The next objection is, that the judgment has not been docketed in the county of Monroe, where the defendant Mumford resides. The short answer to this objection is, that this court has frequently decided that it is not necessary to docket a judgment of the supreme court, to enable the plaintiff to sell the defendant’s interest in lands.(a) The object of docketing the judgment is merely to obtain a lien upon the lands as against purchasers and subsequent mortgagees, or judgment creditors. And the defendant in a creditor’s bill cannot object that the plaintiff has not exhausted his remedy against lands which had been sold or pledged to others, before the execution issued. (10 Paige’s Rep. 325.) Again; the judgment in this case was recovered in 1839, before the passage of the law allowing or requiring judgments in the supreme court to be docketed in the several counties. It was therefore a lien upon all lands of the defendants in any of the counties of the state; and the revival of the judgment by scire facias did not render a second docketing necessary, so far as respects the original debt and costs.
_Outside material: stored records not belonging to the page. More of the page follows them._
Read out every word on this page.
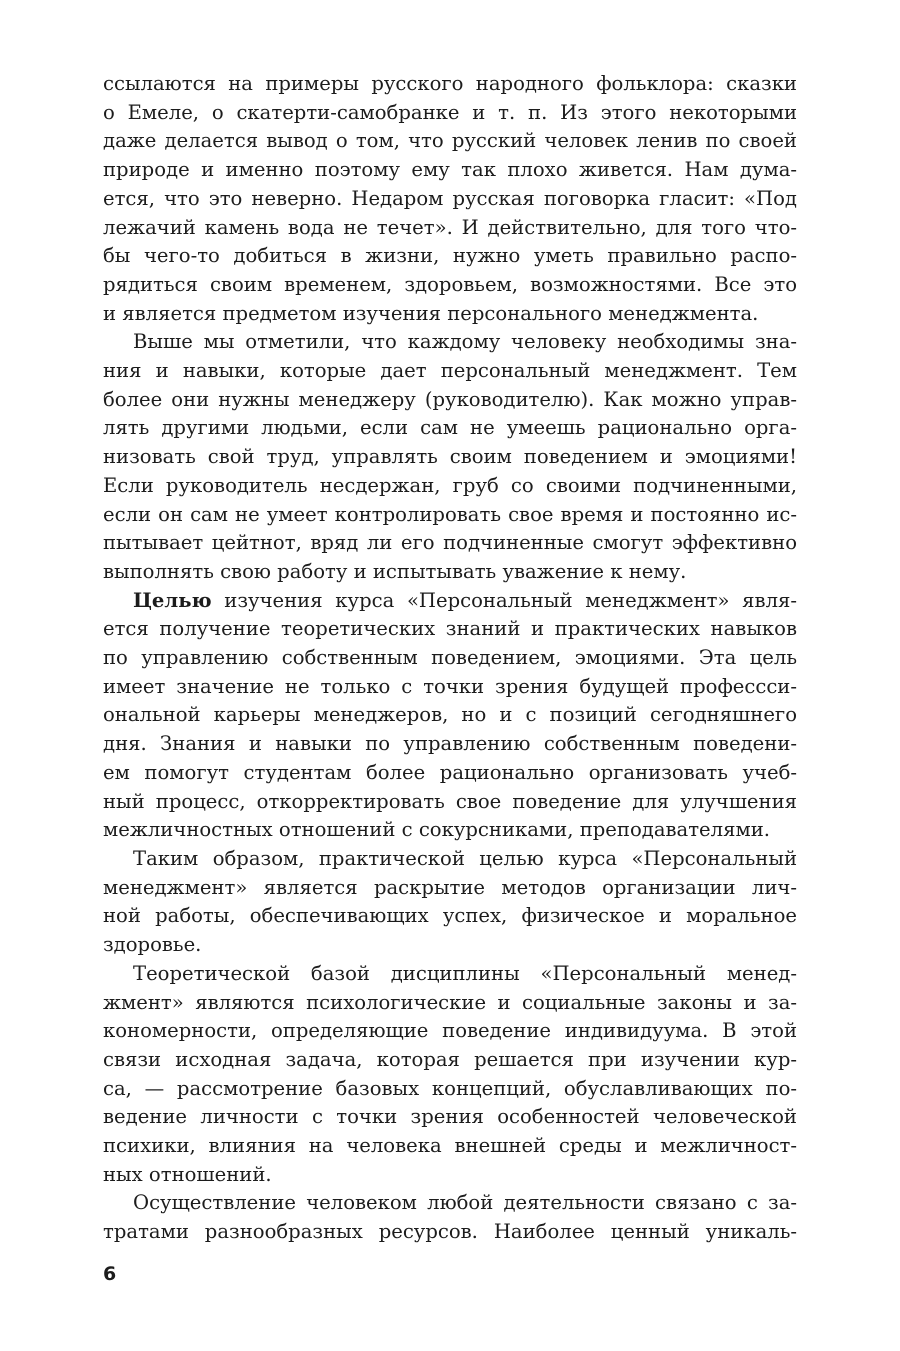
ссылаются на примеры русского народного фольклора: сказки
о Емеле, о скатерти-самобранке и т. п. Из этого некоторыми
даже делается вывод о том, что русский человек ленив по своей
природе и именно поэтому ему так плохо живется. Нам дума-
ется, что это неверно. Недаром русская поговорка гласит: «Под
лежачий камень вода не течет». И действительно, для того что-
бы чего-то добиться в жизни, нужно уметь правильно распо-
рядиться своим временем, здоровьем, возможностями. Все это
и является предметом изучения персонального менеджмента.
Выше мы отметили, что каждому человеку необходимы зна-
ния и навыки, которые дает персональный менеджмент. Тем
более они нужны менеджеру (руководителю). Как можно управ-
лять другими людьми, если сам не умеешь рационально орга-
низовать свой труд, управлять своим поведением и эмоциями!
Если руководитель несдержан, груб со своими подчиненными,
если он сам не умеет контролировать свое время и постоянно ис-
пытывает цейтнот, вряд ли его подчиненные смогут эффективно
выполнять свою работу и испытывать уважение к нему.
Целью изучения курса «Персональный менеджмент» явля-
ется получение теоретических знаний и практических навыков
по управлению собственным поведением, эмоциями. Эта цель
имеет значение не только с точки зрения будущей профессси-
ональной карьеры менеджеров, но и с позиций сегодняшнего
дня. Знания и навыки по управлению собственным поведени-
ем помогут студентам более рационально организовать учеб-
ный процесс, откорректировать свое поведение для улучшения
межличностных отношений с сокурсниками, преподавателями.
Таким образом, практической целью курса «Персональный
менеджмент» является раскрытие методов организации лич-
ной работы, обеспечивающих успех, физическое и моральное
здоровье.
Теоретической базой дисциплины «Персональный менед-
жмент» являются психологические и социальные законы и за-
кономерности, определяющие поведение индивидуума. В этой
связи исходная задача, которая решается при изучении кур-
са, — рассмотрение базовых концепций, обуславливающих по-
ведение личности с точки зрения особенностей человеческой
психики, влияния на человека внешней среды и межличност-
ных отношений.
Осуществление человеком любой деятельности связано с за-
тратами разнообразных ресурсов. Наиболее ценный уникаль-
6
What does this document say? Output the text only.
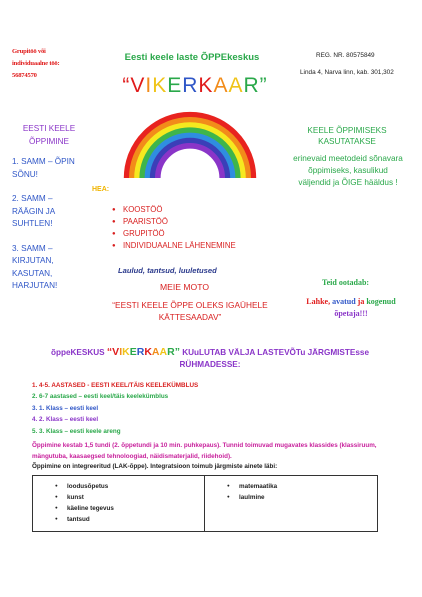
Grupitöö või
individuaalne töö:
56874570
Eesti keele laste ÕPPEkeskus	REG. NR. 80575849
Linda 4, Narva linn, kab. 301,302
“VIKERKAAR”
EESTI KEELE ÕPPIMINE
1. SAMM – ÕPIN SÕNU!
2. SAMM – RÄÄGIN JA SUHTLEN!
3. SAMM – KIRJUTAN, KASUTAN, HARJUTAN!
KEELE ÕPPIMISEKS KASUTATAKSE
erinevaid meetodeid sõnavara õppimiseks, kasulikud väljendid ja ÕIGE hääldus !
HEA:
● KOOSTÖÖ
● PAARISTÖÖ
● GRUPITÖÖ
● INDIVIDUAALNE LÄHENEMINE
Laulud, tantsud, luuletused
Teid ootadab:
Lahke, avatud ja kogenud õpetaja!!!
MEIE MOTO
“EESTI KEELE ÕPPE OLEKS IGAÜHELE KÄTTESAADAV”
õppeKESKUS “VIKERKAAR” KUuLUTAB VÄLJA LASTEVÕTu JÄRGMISTEsse
RÜHMADESSE:
1. 4-5. AASTASED - EESTI KEEL/TÄIS KEELEKÜMBLUS
2. 6-7 aastased – eesti keel/täis keelekümblus
3. 1. Klass – eesti keel
4. 2. Klass – eesti keel
5. 3. Klass – eesti keele areng
Õppimine kestab 1,5 tundi (2. õppetundi ja 10 min. puhkepaus). Tunnid toimuvad mugavates klassides (klassiruum, mängutuba, kaasaegsed tehnoloogiad, näidismaterjalid, riidehoid).
Õppimine on integreeritud (LAK-õppe). Integratsioon toimub järgmiste ainete läbi:
● loodusõpetus
● kunst
● käeline tegevus
● tantsud
● matemaatika
● laulmine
The objection that the judgment was purchased for the purpose of bringing a suit upon it, rests only upon the suspicion of the defendant, and therefore cannot avail him, without some proof of the fact. And the same may be said in relation to the objection that the complainant is not a bona fide assignee of the judgment, but holds it as a mere trustee for the original judgment creditor. The defendant does not pretend to know the fact alleged, but merely states it as his belief. But that alone is not sufficient, to justify the court in presuming that the *38alleged assignment of the judgment was fraudulent and collusive. And such assignment having been made before the filing of Mumford’s bill against Sprague, the decree in that suit, even if it still remained in full force and effect, could not be a bar to the present suit.
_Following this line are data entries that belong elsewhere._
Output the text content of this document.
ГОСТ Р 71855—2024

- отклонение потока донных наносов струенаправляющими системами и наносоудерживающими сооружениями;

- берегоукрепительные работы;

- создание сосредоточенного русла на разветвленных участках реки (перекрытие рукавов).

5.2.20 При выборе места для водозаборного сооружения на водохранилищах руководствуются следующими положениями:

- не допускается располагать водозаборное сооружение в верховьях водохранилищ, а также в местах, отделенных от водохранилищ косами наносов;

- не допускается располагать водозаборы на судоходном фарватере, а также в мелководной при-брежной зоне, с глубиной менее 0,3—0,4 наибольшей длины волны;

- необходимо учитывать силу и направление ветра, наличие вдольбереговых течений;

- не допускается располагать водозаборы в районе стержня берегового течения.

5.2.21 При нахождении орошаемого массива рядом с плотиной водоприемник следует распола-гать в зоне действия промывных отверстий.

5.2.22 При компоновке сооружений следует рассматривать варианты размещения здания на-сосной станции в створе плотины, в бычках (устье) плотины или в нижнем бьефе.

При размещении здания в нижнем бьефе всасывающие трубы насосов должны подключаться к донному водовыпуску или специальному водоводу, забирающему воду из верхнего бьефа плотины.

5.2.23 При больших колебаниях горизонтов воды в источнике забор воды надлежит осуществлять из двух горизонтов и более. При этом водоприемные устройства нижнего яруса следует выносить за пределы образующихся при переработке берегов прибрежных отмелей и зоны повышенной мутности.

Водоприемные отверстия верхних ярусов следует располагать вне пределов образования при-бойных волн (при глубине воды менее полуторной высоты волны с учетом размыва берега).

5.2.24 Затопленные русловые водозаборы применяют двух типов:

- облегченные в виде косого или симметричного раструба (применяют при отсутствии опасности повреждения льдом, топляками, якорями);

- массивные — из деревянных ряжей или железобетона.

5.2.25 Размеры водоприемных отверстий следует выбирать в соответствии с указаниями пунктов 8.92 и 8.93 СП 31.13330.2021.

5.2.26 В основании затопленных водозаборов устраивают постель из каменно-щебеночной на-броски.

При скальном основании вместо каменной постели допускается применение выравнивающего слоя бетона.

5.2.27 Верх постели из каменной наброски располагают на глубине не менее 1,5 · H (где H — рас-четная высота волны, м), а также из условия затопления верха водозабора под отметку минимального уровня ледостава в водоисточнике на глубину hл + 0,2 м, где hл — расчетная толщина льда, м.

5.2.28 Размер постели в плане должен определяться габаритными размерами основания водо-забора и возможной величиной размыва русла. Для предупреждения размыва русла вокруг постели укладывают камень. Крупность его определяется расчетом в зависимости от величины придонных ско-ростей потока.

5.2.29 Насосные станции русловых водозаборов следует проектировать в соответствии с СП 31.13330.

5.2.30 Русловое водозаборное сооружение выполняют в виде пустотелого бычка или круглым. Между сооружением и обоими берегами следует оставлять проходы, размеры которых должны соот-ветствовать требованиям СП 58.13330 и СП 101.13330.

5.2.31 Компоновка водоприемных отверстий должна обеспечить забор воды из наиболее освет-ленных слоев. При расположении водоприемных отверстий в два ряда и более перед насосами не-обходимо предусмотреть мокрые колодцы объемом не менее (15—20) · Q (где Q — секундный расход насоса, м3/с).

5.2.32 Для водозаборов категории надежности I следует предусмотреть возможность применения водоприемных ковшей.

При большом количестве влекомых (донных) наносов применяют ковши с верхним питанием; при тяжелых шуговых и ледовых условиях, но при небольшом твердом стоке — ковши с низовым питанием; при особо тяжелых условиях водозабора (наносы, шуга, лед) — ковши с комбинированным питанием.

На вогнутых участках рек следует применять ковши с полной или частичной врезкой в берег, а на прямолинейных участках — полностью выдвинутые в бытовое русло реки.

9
But the assignee of the judgment took it subject to the equity of any of the defendants therein* to be released from all responsibility thereon. And the matters stated in the bill of Mumford v. Sprague, which are verified by the oath of the defendant, W. W. Mumford, in that suit, will, if set up as an answer to this creditor’s bill,- and supported by proof, probably constitute an equitable defence to the bill of the present complainant, who sits in the seat of his assignor. There seems, therefore, to be a good reason, upon that ground alone, for refusing to appoint a receiver as to the property and effects of W. W. Mumford, in this stage of the suit, unless it should appear that some of his property or effects are in such a situation as to require the immediate interposition of the court, to prevent a loss to both parties, before the case .can be decided! upon its merits. The injunction, if one has been granted, will in the meantime, prevent the defendant Mumford from wasting or squandering his property. The application for the appointment of a receiver, as to him, must therefore, for the present, be denied, and the costs are to abide the event of the suit. But it must be denied without prejudice to the right to renew the application, upon papers presenting a case rendering the interposition of the court necessary or proper.
The receivership, as to the defendant Dakin, who makes no defence, may be granted; and the reference is to be to a master in the county where Dakin resides.

 See Youngs v. Morrison, (10 Paige, 325.) Corey v. Cornelius, (1 Barb. Ch. Rep. 571.)